The livestock markets faced some headwinds in 2018 including near to record supplies of all meats and trade tariffs, which limited exports of pork.

Tim Petry, North Dakota State University livestock market economist, doesn't see supplies easing in 2019. "No, in fact, we're going to go up," he says.

"We've been doing record pork and poultry production for the last four years and that's going to continue," Petry says. "Hog numbers are up, breeding numbers are up 2.5-percent. So, the handwriting is on the wall for record meat supplies again in 2019. Bryan Strommen, market analyst with Progressive Ag of Fargo, doesn't believe the cattle market is past the so-called, "wall of cattle" and that supply will be an issue for the next six months. He says looking at the last three Cattle on Feed Reports, placements have been down, "But the on feed numbers are higher than they have been for quite some time." Plus, he says cow slaughter is up 10-percent and dairy slaughter is up 4.5-percent. Both agree the demand picture is very bright for 2019 after record beef exports during the year. "The good news is we've been doing the record beef exports for the last several months and that is the expectation for 2019," Petry says.

The one caveat is the U.S. Mexico Canada Agreement has not been ratified by Congress and the U.S. is dependent on Canada and Mexico as top customers for U.S. beef and pork. Strommen says he is also watching the disposable income with the volatility in the stock market. "I think when you look at the general economy, we see a lot of volatility in the Dow. For December, it will be the worst performance since 1931."

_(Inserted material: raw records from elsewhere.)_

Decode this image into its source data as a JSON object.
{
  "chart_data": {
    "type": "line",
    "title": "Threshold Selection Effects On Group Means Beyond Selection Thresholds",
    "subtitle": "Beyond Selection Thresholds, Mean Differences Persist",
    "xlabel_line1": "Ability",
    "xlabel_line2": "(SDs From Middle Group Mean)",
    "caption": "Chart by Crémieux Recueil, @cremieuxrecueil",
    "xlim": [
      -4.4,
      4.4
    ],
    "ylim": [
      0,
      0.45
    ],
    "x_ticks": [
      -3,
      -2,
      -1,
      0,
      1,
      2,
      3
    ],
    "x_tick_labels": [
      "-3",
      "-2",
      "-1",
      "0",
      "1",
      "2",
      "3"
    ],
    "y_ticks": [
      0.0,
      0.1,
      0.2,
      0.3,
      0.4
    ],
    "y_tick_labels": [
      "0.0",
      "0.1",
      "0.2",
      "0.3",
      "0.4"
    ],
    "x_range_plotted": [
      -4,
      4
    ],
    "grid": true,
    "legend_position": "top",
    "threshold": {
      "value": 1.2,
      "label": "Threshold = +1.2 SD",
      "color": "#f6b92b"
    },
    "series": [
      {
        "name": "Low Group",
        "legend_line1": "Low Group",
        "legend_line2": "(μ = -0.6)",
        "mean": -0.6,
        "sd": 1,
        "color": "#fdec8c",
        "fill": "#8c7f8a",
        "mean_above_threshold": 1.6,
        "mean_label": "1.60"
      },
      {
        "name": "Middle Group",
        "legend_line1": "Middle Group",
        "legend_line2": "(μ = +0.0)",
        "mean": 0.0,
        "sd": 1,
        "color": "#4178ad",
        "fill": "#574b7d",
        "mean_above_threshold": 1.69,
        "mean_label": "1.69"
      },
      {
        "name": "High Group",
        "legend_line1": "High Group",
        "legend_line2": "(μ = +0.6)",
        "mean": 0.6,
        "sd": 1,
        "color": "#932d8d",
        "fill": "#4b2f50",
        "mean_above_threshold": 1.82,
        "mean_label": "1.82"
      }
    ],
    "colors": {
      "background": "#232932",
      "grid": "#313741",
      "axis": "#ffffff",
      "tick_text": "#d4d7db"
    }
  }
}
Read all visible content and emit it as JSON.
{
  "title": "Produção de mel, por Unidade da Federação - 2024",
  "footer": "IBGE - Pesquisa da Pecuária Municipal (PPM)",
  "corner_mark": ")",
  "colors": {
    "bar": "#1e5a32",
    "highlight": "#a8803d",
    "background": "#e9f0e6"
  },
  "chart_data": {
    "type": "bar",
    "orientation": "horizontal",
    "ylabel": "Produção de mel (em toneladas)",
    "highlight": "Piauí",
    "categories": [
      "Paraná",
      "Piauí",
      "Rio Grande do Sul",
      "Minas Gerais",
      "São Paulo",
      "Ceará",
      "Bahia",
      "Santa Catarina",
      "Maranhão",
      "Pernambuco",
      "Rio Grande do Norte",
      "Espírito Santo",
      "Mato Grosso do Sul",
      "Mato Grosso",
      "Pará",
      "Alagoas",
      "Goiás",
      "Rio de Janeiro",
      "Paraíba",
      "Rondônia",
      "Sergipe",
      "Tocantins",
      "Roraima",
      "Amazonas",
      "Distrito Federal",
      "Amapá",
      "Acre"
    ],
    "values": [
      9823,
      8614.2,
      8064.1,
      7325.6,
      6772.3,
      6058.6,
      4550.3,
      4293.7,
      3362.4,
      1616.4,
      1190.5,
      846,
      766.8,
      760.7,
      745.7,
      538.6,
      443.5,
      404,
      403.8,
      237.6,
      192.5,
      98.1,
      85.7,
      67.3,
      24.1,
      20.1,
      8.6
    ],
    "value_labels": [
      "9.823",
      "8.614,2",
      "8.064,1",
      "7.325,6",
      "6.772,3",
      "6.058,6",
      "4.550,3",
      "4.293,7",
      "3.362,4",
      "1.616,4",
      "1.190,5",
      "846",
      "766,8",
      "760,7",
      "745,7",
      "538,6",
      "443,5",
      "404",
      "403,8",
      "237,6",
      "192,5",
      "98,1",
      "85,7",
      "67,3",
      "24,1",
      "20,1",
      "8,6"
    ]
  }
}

He says that may be being offset with lower crude oil prices, which help lower gas prices at the pump and provide more disposable income for consumers. As far as marketing advice, Petry says the live cattle and feeder cattle futures prices are at about the same level the cash was last year. "So, producers look at that and say, 'OK, everything is fine, with the same prices, but there are many headwinds such as the economy, trade and the weather."

He says that makes it tougher to pre-price, especially in cow-calf operations. However, he suggests utilizing the same risk management strategies producers used in 2018 to protect against market volatility. Strommen says there are various tools to protect prices and deal with increased volatility. "You have the future, there's the LRP (Livestock Range and Pasture) program for beef cow producers or they can use options to protect risk, especially on the new calf crop."